Table 1: Equity sector performance under regimes of inflation and growth
Looking within sectors to industry groups, we see these trends are broad based. For example, within consumer staples, beverages, food and staples retailing, household and personal products do particularly well. Within healthcare, both pharmaceuticals and healthcare equipment do well. The worst two performers in this environment are technology hardware and semiconductors; software doesn’t fare much better.
From a geographical perspective, the UK has been a good place to be, while emerging markets – which can be extremely sensitive to economic growth in more developed markets – have underperformed. The UK does well in a high inflation environment because of its relative lack of high growth companies, such as the mega-cap tech and media companies seen in the US. Looking at international returns in sterling terms, as most of our clients would, we counterintuitively found the US is the best performer in a stagflationary environment.
On closer inspection this can be attributed to the significant devaluation in sterling in 2008, as the Global Financial Crisis rocked markets. Given that sterling is trading more cheaply today (on a purchasing power basis, for example), it is less likely that a similar devaluation would take place in the near term.
Table 2: Regional equity performance under regimes of inflation and growth
In a middling growth and inflation scenario, which is still plausible today, if we were to see inflationary pressures subside – as was broadly expected before Russia’s invasion of Ukraine – defensive areas continue to outperform, particularly consumer staples and utilities. However, higher growth areas hold up better than they do in a high inflation scenario. Geographically, Asia has historically performed better while the value orientated companies of the UK stock market have not fared as well.
Why not stagflation?
At the moment many investors are deeply concerned about a stagflationary outcome, but amid all the negative news flow, it is easy to forget that there are some good reasons to remain optimistic that the global economy will escape this scenario. For example, expected earnings growth from world equities for the calendar year 2022 has increased from 7% to 9%1 since December 2021 as corporate results have proved better than expected. This is clearly positive for equity markets.

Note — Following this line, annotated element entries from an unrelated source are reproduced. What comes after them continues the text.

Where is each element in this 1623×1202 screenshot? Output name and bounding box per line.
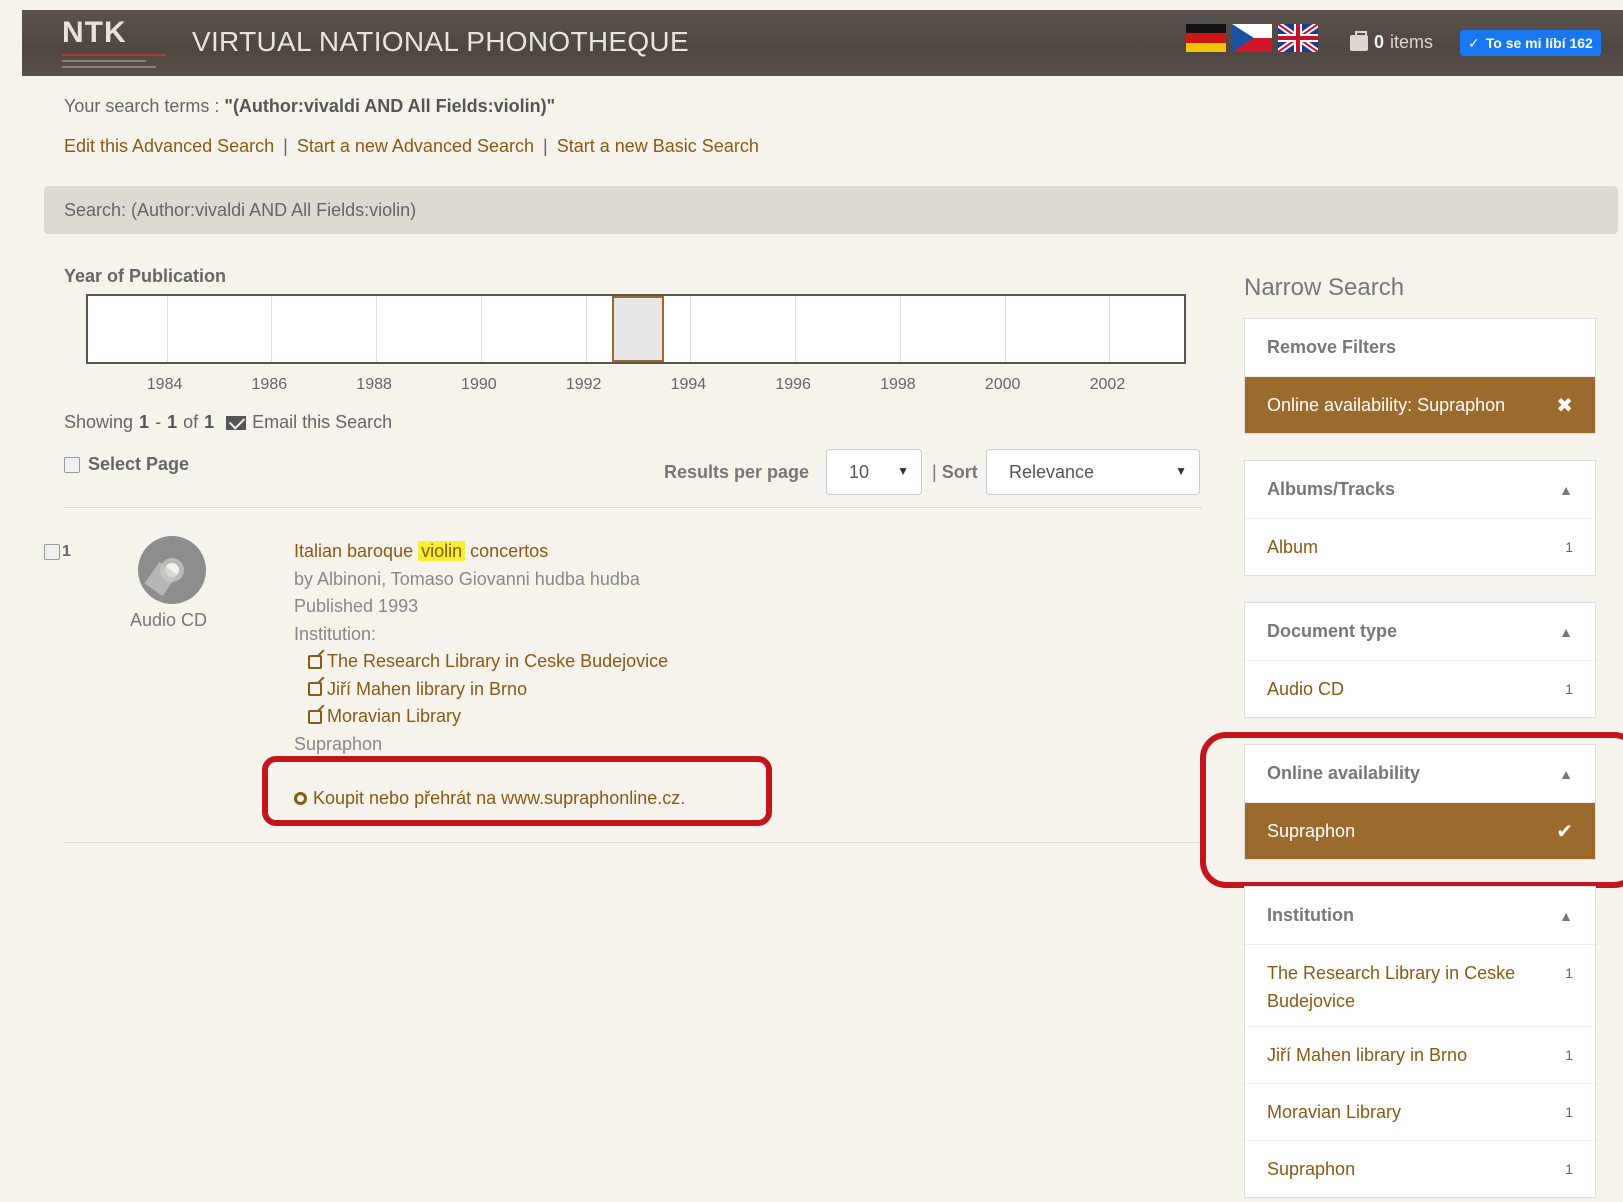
new-advanced-search-link[interactable]: Start a new Advanced Search [297,136,534,156]
external-link-icon [308,709,322,724]
cart-link[interactable]: 0 items [1350,30,1433,53]
year-tick-label: 1988 [356,376,392,393]
year-tick-label: 1998 [880,376,916,393]
facet-header[interactable]: Institution ▲ [1245,887,1595,944]
audio-cd-icon [138,536,206,604]
remove-filter-icon[interactable]: ✖ [1556,393,1573,418]
histogram-gridline [795,296,797,362]
divider [64,842,1202,843]
institution-link[interactable]: The Research Library in Ceske Budejovice [308,648,668,676]
year-tick-label: 1994 [670,376,707,393]
facet-item[interactable]: Moravian Library 1 [1245,1083,1595,1140]
facet-header[interactable]: Albums/Tracks ▲ [1245,461,1595,518]
facet-item[interactable]: Jiří Mahen library in Brno 1 [1245,1026,1595,1083]
histogram-bar[interactable] [611,296,665,362]
facet-item[interactable]: Audio CD 1 [1245,660,1595,717]
narrow-search-title: Narrow Search [1244,274,1405,301]
uk-flag-icon[interactable] [1278,24,1318,52]
site-header: NTK VIRTUAL NATIONAL PHONOTHEQUE 0 items… [22,10,1623,76]
histogram-gridline [899,296,901,362]
edit-advanced-search-link[interactable]: Edit this Advanced Search [64,136,274,156]
facet-item[interactable]: The Research Library in Ceske Budejovice… [1245,944,1595,1026]
external-link-icon [308,682,322,697]
result-checkbox[interactable] [44,544,60,560]
highlight-box [1200,732,1623,888]
institution-label: Institution: [294,623,377,644]
facet-item[interactable]: Album 1 [1245,518,1595,575]
result-publisher: Supraphon [294,733,383,754]
year-axis-labels: 1984 1986 1988 1990 1992 1994 1996 1998 2000 2002 [86,376,1186,396]
active-filter[interactable]: Online availability: Supraphon ✖ [1245,376,1595,433]
collapse-icon: ▲ [1559,481,1573,498]
collapse-icon: ▲ [1559,907,1573,924]
sort-select[interactable]: Relevance ▼ [986,449,1200,495]
remove-filters-panel: Remove Filters Online availability: Supr… [1244,318,1596,434]
histogram-gridline [1109,296,1111,362]
institution-link[interactable]: Jiří Mahen library in Brno [308,676,668,704]
site-title: VIRTUAL NATIONAL PHONOTHEQUE [192,26,689,57]
select-page-checkbox[interactable] [64,456,80,473]
result-published: Published 1993 [294,596,419,616]
facebook-like-button[interactable]: ✓ To se mi líbí 162 [1460,30,1601,56]
highlight-box [262,756,772,826]
select-page[interactable]: Select Page [64,454,189,475]
external-link-icon [308,654,322,669]
facet-header[interactable]: Document type ▲ [1245,603,1595,660]
document-type-facet: Document type ▲ Audio CD 1 [1244,602,1596,718]
result-item: Italian baroque violin concertos by Albi… [294,538,668,758]
ntk-logo[interactable]: NTK [62,16,172,72]
albums-tracks-facet: Albums/Tracks ▲ Album 1 [1244,460,1596,576]
histogram-gridline [271,296,273,362]
year-tick-label: 1990 [461,376,497,393]
year-tick-label: 2002 [1089,376,1126,393]
caret-down-icon: ▼ [1175,464,1187,478]
results-per-page-label: Results per page [664,462,810,482]
envelope-icon [226,415,247,430]
remove-filters-heading: Remove Filters [1267,337,1397,357]
search-highlight: violin [418,541,466,561]
checkmark-icon: ✓ [1468,34,1480,51]
result-select[interactable]: 1 [44,543,71,561]
result-author: by Albinoni, Tomaso Giovanni hudba hudba [294,568,640,589]
search-terms: Your search terms : "(Author:vivaldi AND… [64,96,556,116]
year-tick-label: 2000 [984,376,1021,393]
language-flags [1186,24,1318,52]
format-label: Audio CD [130,610,208,630]
year-tick-label: 1996 [775,376,811,393]
histogram-gridline [585,296,587,362]
new-basic-search-link[interactable]: Start a new Basic Search [557,136,759,156]
year-tick-label: 1992 [565,376,602,393]
czech-flag-icon[interactable] [1232,24,1272,52]
year-of-publication-label: Year of Publication [64,266,227,286]
result-title[interactable]: Italian baroque violin concertos [294,538,668,566]
divider [64,507,1202,508]
histogram-gridline [166,296,168,362]
histogram-gridline [1004,296,1006,362]
showing-count: Showing 1-1 of 1 Email this Search [64,412,393,433]
results-per-page-select[interactable]: 10 ▼ [826,449,922,495]
histogram-gridline [376,296,378,362]
year-tick-label: 1984 [146,376,183,393]
institution-link[interactable]: Moravian Library [308,703,668,731]
histogram-gridline [480,296,482,362]
email-search-link[interactable]: Email this Search [252,412,392,433]
page: NTK VIRTUAL NATIONAL PHONOTHEQUE 0 items… [0,0,1623,1202]
facet-item[interactable]: Supraphon 1 [1245,1140,1595,1197]
year-tick-label: 1986 [251,376,288,393]
briefcase-icon [1350,30,1368,51]
institution-facet: Institution ▲ The Research Library in Ce… [1244,886,1596,1198]
search-summary-bar: Search: (Author:vivaldi AND All Fields:v… [44,186,1618,234]
sort-label: | Sort [932,462,978,482]
histogram-gridline [690,296,692,362]
collapse-icon: ▲ [1559,623,1573,640]
search-links: Edit this Advanced Search | Start a new … [64,136,759,156]
year-histogram[interactable] [86,294,1186,364]
caret-down-icon: ▼ [897,464,909,478]
german-flag-icon[interactable] [1186,24,1226,52]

The US economy is still in relatively rude health, and should be supported by elevated levels of purchasing power built up during the pandemic, when consumer spending was forcibly constrained as shops and services were closed. In Europe, supply side investment and manufacturing order books are still holding up even in the face of poor news flow.
Where does this leave us today?
Overall, equity markets are still discounting a fall in growth, but the difficult combination of very low growth and high inflation is not inevitable. Given that more economically sensitive areas, such as materials and industrials, may look vulnerable in an environment of more moderate growth, our view is that the defensive areas – and in particular, consumer staples – should provide more of an ‘each way’ bet in the current environment, and could provide a fertile hunting ground for investors.